Seçilmesi garanti olan
ve Demokratik(miş) gibi duran kozmetik seçim, Sisi’nin ulusal ve uluslararası
görüntüsünü güçlendirmek için yapılıyor, biraz da adet yerini bulsun diye. Ama
sokaklardaki “yalaka” afişler gözden kaçmıyor. Google Translate ile çevirdiğim
bir afişi yine kafede ki gençler ile tartıştım.
Afiş, Sisi yanlısı bir
iş adamı tarafından hazırlanmış ve Kahire’nin en işlek yerlerinden, Tren
istasyonuna asılmış. Mesaj şu
“Sen, Sisi, Mısır’ın
Rüyasısın”
Gençler bunun çok yanlış
ve abartılı olduğunu düşünüyor ki, bu gençler oldukça milliyetçi sayılır
gördüğüme göre. Sisi’nin beklenen bir rüya, tanrısal bir figür olarak
gösterilmesi yerine, Mısır’ın 1000 yıllık rüyasını gerçekleştirecek biri olarak
gösterilmesini tercih ediyorlar.
Gençler bu durumu çok da
reddetmiyorlar. Sisi, Mısır’ı yöneten ilk askeri diktatör değil. Gamal Abdel
Nasser, Anwar Sadat, ve Hosni Mubarak gibi eski başkanlar hep asker kökenliydi.

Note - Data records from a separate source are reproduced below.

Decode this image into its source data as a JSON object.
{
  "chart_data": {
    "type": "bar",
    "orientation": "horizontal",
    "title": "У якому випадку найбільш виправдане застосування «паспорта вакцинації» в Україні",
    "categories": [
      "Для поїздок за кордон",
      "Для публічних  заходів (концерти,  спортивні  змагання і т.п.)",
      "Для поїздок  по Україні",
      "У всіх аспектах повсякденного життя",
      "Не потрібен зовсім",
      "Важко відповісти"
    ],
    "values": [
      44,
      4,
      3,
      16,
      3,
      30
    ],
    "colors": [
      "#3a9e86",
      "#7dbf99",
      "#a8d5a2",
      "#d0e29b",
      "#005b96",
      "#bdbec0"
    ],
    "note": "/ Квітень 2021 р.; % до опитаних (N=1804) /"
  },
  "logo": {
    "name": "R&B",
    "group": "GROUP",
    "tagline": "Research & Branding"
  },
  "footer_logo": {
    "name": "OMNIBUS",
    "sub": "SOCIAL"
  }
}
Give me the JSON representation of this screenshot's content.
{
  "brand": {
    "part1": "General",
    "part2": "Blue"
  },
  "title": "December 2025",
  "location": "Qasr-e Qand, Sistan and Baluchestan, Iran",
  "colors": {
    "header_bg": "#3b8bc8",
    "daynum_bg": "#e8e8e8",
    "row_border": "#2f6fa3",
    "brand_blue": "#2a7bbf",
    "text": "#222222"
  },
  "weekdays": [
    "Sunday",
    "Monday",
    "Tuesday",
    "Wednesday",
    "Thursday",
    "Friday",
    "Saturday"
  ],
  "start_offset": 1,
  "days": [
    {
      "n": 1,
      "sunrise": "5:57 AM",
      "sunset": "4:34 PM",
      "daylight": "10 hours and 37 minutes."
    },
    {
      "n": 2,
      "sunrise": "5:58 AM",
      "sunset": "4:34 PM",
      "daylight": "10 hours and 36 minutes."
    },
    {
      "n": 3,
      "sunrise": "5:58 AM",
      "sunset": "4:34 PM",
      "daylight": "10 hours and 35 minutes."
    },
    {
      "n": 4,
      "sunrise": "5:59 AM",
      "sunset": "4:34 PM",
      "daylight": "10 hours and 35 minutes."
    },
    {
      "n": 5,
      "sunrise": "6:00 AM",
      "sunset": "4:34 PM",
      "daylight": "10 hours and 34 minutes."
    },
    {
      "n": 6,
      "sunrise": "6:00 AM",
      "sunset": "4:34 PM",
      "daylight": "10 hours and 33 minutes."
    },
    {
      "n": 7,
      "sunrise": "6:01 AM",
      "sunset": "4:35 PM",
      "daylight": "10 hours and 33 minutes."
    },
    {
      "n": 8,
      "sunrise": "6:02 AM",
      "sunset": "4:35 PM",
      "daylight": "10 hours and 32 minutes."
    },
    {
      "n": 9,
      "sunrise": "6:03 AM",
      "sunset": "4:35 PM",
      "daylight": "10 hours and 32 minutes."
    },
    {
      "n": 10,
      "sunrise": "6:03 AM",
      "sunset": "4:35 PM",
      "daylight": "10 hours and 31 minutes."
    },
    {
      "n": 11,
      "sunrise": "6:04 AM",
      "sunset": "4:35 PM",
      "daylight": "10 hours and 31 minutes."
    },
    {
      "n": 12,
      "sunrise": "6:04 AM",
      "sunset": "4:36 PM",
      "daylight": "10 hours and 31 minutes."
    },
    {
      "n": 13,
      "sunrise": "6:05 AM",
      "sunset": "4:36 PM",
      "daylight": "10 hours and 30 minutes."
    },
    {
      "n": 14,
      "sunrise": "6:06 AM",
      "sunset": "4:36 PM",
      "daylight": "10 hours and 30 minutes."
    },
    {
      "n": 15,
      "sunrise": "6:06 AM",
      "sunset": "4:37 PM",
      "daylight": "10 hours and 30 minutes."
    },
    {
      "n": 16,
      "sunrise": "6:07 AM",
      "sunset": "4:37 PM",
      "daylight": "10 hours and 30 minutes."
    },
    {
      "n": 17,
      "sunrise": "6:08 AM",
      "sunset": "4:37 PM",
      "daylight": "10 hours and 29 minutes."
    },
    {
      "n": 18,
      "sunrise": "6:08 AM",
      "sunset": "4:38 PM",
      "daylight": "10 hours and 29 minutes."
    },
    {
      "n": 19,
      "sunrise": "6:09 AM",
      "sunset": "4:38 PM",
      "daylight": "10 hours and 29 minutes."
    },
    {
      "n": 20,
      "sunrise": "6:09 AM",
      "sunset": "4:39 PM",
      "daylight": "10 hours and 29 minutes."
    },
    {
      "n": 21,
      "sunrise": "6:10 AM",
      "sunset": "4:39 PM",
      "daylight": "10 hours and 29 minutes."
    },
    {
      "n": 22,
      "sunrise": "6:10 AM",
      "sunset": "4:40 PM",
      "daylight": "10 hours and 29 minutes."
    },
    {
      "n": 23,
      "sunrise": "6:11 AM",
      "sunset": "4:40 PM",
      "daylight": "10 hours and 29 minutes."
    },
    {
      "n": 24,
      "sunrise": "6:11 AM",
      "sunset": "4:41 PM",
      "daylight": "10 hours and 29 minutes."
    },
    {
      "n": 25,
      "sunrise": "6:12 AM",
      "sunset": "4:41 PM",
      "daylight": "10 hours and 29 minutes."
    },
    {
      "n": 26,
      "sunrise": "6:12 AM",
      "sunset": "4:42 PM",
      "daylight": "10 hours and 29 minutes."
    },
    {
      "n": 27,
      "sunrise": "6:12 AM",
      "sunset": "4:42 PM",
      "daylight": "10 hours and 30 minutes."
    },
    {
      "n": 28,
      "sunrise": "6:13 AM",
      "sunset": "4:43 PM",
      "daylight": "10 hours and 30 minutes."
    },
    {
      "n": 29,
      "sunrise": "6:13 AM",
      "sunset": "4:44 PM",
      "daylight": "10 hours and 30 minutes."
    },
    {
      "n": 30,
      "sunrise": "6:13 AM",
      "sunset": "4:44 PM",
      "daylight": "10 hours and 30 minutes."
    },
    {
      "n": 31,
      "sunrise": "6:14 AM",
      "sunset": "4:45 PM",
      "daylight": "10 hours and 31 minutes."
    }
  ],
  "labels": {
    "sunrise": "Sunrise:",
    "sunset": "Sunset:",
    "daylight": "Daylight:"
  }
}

1.2 Milyon Aktif personeli olan ordu’yu kontrol edebilen bir başkanın ülkeyi ve
ekonomiyi de yönetmesi bu anlamda kolay oluyor.
Bir başka yorum ise
aslında Sisi’nin, ekonomik koşullardan dolayı
popüleritesinin düştüğü ama insanların artık çaresizlikten oy verdiğini
söylemesi. Mısır’da her ülke de olduğu gibi gelir dağılımı zıtlığı zirve yapmış
durumda. Bir tarafta gösterişli AVM’ler, diğer tarafta Kahire’nin o eski,
kültür zengini ama bakımsız sokaklarındaki çöp yığınları, yorgun insanlar.
Gençlerin yaptığı bir isim
listesi liste var, Sisi’nin rakipsizliğini gösteren. Fotoğraf ve ses kaydına
izin vermediler o yüzden kağıda not alabildim ancak. Bakın Sisi’nin olası rakiplerinin
başına neler gelmiş:
1/ Ahmed Konsowa, albay,
başkan adaylığını açıkladıktan sonra 6 ay hapse mahkum olmuş.
2/ Sami Anan, emekli
albay, Sisi aleyhine kampanya yapınca 30 arkadaşı ve ailesi ile tutuklanmış.
3/ Eski Başbakan, Ahmed
Shafiq, kampanya yürüteceğini açıklayınca, Birleşik Arap Emirlikleri’nden
sürülmüş.
4/ Eski Başkan Sedat’ın
yeğeni de mevcut korku ikliminden dolayı adaylığını geri çekmiş.
5/ Sosyal medya
üzerinden kampanya yürüten Avukat, Aktivist, İnsan Hakları Temsilcisi, Khaled
Ali’de Anan’ın başına gelenlerden dolayı adaylıktan çekilmiş.
Sonuç olarak bu karşıt
görüşlülerin yaptıkları bir boykot çağrısı da var ki bu konuda seslerini yükselten
13 kişi tutuklanmış durumda.
Havalimanı yolunda taksici Hossam ile konuşuyorum.
Seçimleri 'monkey business' olarak adlandırıyor. Hossam'a göre Mısırlıların
%25'i oy vermeyecek. Sisi'yi sevmedikleri ve başka da alternatifleri olmadığı
için. Ekonomik olarak Mübarek'ten beri fiatların dört kat arttığını, Mısır'ın
doğal kaynaklar, kültür ve tarih gibi birçok alanda zengin bir ülke olmasına
rağmen, fakirleşmelerinin herkesi mutsuz ettiğini ama bunu herkesin içinde de
konuşamadıklarını söyledi. Ordu ve Polisi kontrol eden Sisi, aslında bir korku
imparatorluğu kurmuş durumda. 'Müslüman Kardeşler'in artık bir tehdit
olmadığını, destekçilerinin de etkisizleştirildiği görüşünde.
Hossam demokrasiye inanıyor ama ülkesi için bunun yakın gelecekte
olmayacağını düşünüyor.
Bütün bunları üst üste koyunca, Mısır seçimlerinin, yazının başında bahsettiğim çizgi romandan farkı yok. İnsanlar çaresiz, sessiz ve sindirilmiş. Alternatif basın ancak sosyal medyadan sesini duyuruyor.